Monocyte dynamics in breast cancer
Item statusRestricted Access
Embargo end date25/11/2020
Robinson, Amy Clare
Work in mouse models has highlighted a role for classical monocytes in promoting cancer. Furthermore, recent human studies show that blood monocytes in a variety of cancers exhibit transcriptional shifts from steadystate. However, it remains unclear exactly how cancer affects monocyte homeostasis and function. To study monocyte regulation in cancer, blood was analysed over the course of tumour progression in mice that develop spontaneous mammary cancers (MMTV-PyMT). Monocyte production, release and turnover were investigated by colony forming unit assays and BrdU tracing. RNA extracted from blood and bone marrow (BM) monocytes was sequenced. Next, gene expression was compared with monocytes in human breast cancer patients. Finally, Accessibility of Transposase Assay (ATAC) sequencing was used to investigate chromatin conformation of monocytes in human breast cancer. In mice, blood monocyte numbers were significantly increased in late cancer compared with controls. This increase was equivalent in both classical and non-classical monocytic populations. The proliferation of classical monocytes in the BM was increased in cancer, whereas monocyte release and half-life in the circulation were unaltered.
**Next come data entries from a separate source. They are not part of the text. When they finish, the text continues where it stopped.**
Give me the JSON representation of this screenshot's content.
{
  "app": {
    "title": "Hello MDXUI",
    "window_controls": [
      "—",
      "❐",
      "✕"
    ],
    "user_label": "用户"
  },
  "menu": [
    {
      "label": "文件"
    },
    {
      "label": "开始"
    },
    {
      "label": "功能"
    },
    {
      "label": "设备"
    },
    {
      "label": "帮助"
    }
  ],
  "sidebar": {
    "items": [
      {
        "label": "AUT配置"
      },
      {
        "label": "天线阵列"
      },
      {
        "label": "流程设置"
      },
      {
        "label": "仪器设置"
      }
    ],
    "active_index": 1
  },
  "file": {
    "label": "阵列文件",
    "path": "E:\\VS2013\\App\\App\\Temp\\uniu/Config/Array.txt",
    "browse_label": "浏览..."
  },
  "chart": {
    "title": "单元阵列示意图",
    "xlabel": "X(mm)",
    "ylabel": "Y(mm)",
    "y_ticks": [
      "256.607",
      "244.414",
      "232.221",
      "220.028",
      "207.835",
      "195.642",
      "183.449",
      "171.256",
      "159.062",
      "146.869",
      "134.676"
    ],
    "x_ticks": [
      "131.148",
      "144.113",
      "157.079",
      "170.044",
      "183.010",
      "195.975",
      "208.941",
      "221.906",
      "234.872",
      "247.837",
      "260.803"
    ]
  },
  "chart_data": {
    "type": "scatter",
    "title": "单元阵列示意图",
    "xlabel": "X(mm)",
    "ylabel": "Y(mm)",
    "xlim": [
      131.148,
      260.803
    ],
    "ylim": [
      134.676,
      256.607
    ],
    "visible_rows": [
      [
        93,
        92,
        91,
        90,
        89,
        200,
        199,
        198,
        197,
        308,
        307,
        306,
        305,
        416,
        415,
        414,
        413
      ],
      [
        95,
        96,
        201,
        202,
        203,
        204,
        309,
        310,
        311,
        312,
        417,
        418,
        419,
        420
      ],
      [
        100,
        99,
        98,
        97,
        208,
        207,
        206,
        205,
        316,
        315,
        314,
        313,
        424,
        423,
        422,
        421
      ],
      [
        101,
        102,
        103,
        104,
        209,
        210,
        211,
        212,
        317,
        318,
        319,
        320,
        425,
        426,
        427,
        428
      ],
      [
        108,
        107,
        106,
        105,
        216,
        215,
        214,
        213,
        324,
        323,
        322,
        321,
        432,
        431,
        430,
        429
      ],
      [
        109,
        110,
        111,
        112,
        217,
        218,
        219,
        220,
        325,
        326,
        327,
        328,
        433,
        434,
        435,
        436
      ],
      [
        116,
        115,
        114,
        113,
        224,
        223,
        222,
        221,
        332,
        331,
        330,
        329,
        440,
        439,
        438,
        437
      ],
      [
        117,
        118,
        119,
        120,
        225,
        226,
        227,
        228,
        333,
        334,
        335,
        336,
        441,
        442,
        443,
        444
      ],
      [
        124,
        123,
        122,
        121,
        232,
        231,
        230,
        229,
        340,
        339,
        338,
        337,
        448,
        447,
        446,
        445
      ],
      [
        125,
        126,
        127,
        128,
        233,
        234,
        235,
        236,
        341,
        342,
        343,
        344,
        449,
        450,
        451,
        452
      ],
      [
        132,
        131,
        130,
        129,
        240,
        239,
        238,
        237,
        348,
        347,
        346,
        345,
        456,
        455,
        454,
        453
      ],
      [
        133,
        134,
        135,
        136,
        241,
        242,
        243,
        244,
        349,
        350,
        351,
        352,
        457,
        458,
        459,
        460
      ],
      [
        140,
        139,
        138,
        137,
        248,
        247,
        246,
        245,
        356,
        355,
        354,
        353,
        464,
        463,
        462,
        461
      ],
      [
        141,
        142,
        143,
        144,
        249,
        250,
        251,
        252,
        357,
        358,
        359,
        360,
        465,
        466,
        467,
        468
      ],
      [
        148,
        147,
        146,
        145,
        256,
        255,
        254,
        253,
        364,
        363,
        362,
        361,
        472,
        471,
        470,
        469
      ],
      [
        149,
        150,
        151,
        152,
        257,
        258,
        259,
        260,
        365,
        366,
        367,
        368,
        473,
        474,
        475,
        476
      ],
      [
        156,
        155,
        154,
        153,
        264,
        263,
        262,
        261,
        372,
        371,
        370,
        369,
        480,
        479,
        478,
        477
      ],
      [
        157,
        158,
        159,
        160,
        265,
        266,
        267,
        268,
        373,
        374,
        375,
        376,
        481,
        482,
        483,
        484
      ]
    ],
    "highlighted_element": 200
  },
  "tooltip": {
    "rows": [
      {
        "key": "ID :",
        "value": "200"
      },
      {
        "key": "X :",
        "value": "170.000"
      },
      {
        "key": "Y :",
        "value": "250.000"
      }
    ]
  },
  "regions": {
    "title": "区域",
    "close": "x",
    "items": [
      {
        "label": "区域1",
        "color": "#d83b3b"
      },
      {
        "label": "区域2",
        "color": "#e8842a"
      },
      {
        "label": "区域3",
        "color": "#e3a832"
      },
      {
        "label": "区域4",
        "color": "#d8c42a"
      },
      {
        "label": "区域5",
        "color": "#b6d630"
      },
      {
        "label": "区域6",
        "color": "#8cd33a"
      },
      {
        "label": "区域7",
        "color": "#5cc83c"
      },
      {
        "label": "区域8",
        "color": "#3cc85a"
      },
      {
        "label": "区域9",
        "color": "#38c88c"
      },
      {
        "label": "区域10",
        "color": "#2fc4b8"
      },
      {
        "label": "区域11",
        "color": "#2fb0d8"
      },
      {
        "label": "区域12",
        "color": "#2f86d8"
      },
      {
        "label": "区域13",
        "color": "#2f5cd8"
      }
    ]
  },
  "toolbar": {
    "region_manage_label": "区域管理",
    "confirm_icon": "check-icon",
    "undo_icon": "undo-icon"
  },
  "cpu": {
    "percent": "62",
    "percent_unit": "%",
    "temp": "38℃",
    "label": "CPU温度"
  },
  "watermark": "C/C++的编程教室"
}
Classical monocytes in mice with late stage cancer featured down-regulation of genes involved in interferon response, cytokine stimulus, and antigen-cross-presentation. These changes were conserved across cells in the BM and blood and across two mice strains. There were no orthologous genes or functional pathways with humans whom had early stage cancer. In patients with early breast cancer, there was an upregulation of NFKB pathway signalling in circulating monocytes. Findings by ATACseq were inconclusive but established the use of this technique in this context. This study suggests that the cancer manipulates the transcriptional landscape of monocytes. The effects in mice may be secondary to haematopoietic stress. This contrasts with humans, where it seems that conditioning of circulating monocytes results in a pro-tumoural phenotype. Due to the lack of orthologous changes in mice, further work needs to be undertaken in humans. To this end, the use of ATAC sequencing of human circulating monocytes has been optimised. These findings lay the foundation from which to understand the transcriptional regulation of monocytes in breast cancer.